O Sevilla enche os olhos na Espanha na mesma proporção que faz queixos caírem. O time que já vinha dando forças nos últimos anos, ganhando três Europas League e chegando a ficar mais de um ano sem perder em casa, deu um salto nesta primeira metade de temporada. Finalizado o primeiro turno do campeonato espanhol a equipe andaluz é vice-líder, venceu Real e Atlético de Madrid e está nas oitavas-de-final da Liga dos Campeões.

E tudo isso acontece em um ano de transição. A receita é a mesma: faz sucesso, perde peças, contrata jogadores que despertam desconfiança, o time dá liga. Nesta temporada isso aconteceu em medida cavalar: Coke, Krychowiak, Banega e Gameiro deixaram a equipe, além do treinador Unai Emery. O Sevilla se viu obrigado a contratar um técnico e com ele vieram mais de 11 reforços.

Jorge Sampaoli chegou para fazer no Sevilla o que Diego Simeone fez no Atlético de Madrid: mudar o patamar do clube e incomodar Barcelona e Real Madrid. Simeone conseguiu em cinco anos ganhar absolutamente todos os títulos possíveis, a exceção da Liga dos Campeões, torneio que foi vice-campeão duas vezes em três anos.
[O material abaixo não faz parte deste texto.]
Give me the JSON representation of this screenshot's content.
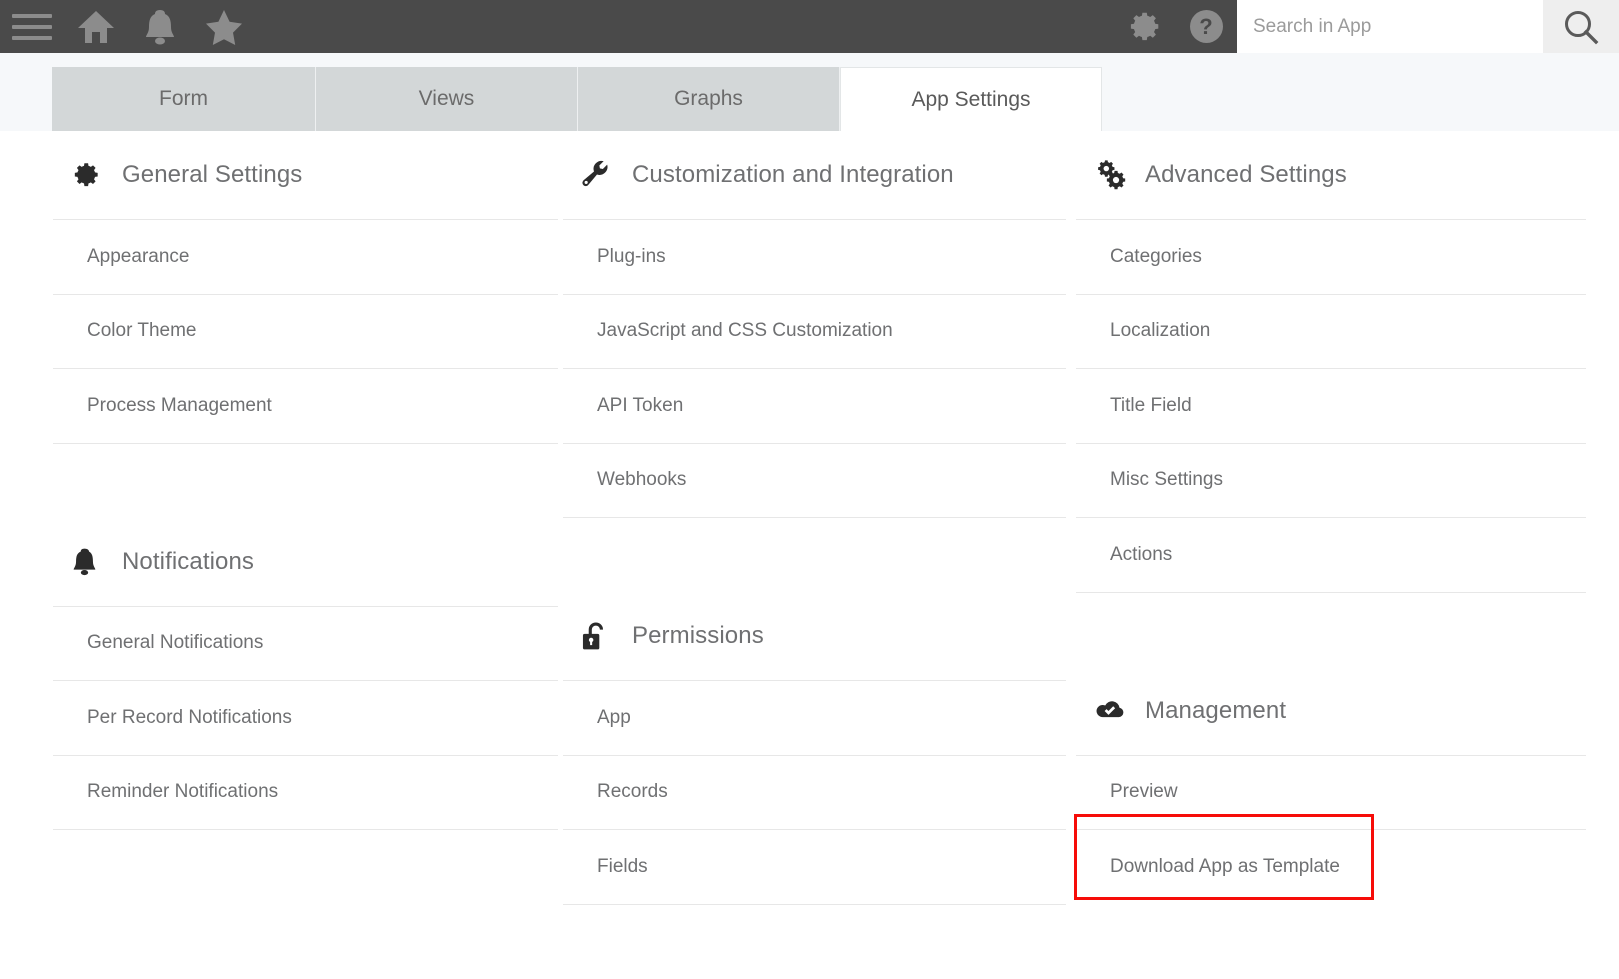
{
  "topbar": {
    "menu_icon": "hamburger-icon",
    "home_icon": "home-icon",
    "bell_icon": "bell-icon",
    "star_icon": "star-icon",
    "gear_icon": "gear-icon",
    "help_icon": "help-icon",
    "help_label": "?",
    "search_placeholder": "Search in App",
    "search_value": "",
    "search_icon": "search-icon",
    "background_color": "#4a4a4a"
  },
  "tabs": [
    {
      "label": "Form",
      "active": false
    },
    {
      "label": "Views",
      "active": false
    },
    {
      "label": "Graphs",
      "active": false
    },
    {
      "label": "App Settings",
      "active": true
    }
  ],
  "highlight_color": "#f60c08",
  "columns": [
    {
      "groups": [
        {
          "title": "General Settings",
          "icon": "gear-icon",
          "items": [
            "Appearance",
            "Color Theme",
            "Process Management"
          ]
        },
        {
          "title": "Notifications",
          "icon": "bell-icon",
          "items": [
            "General Notifications",
            "Per Record Notifications",
            "Reminder Notifications"
          ]
        }
      ]
    },
    {
      "groups": [
        {
          "title": "Customization and Integration",
          "icon": "wrench-icon",
          "items": [
            "Plug-ins",
            "JavaScript and CSS Customization",
            "API Token",
            "Webhooks"
          ]
        },
        {
          "title": "Permissions",
          "icon": "unlock-icon",
          "items": [
            "App",
            "Records",
            "Fields"
          ]
        }
      ]
    },
    {
      "groups": [
        {
          "title": "Advanced Settings",
          "icon": "double-gear-icon",
          "items": [
            "Categories",
            "Localization",
            "Title Field",
            "Misc Settings",
            "Actions"
          ]
        },
        {
          "title": "Management",
          "icon": "cloud-check-icon",
          "items": [
            "Preview",
            "Download App as Template"
          ]
        }
      ]
    }
  ]
}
Logo nos primeiros meses, o argentino ex-treinador do Chile já mostrou que pode ser capaz de fazer seu time incomodar. Terminou a frente do Barcelona e ganhou da dupla madrilenha.

Além disso tudo, um outro dado chama a atenção: o Sevilla é o time que mais pontos faz nos minutos finais dos jogos na Espanha. São 11 pontos conquistados nos minutos finais, segundo levantamento do jornal Marca. O Real Madrid, consagrado pelos minutos finais, ganhou 3 pontos, enquanto o Barcelona tem saldo de 1.

Um trecho do hino do Sevilla profetiza: “Dizem que nunca se rende”. Parece vir bem a calhar para esse time.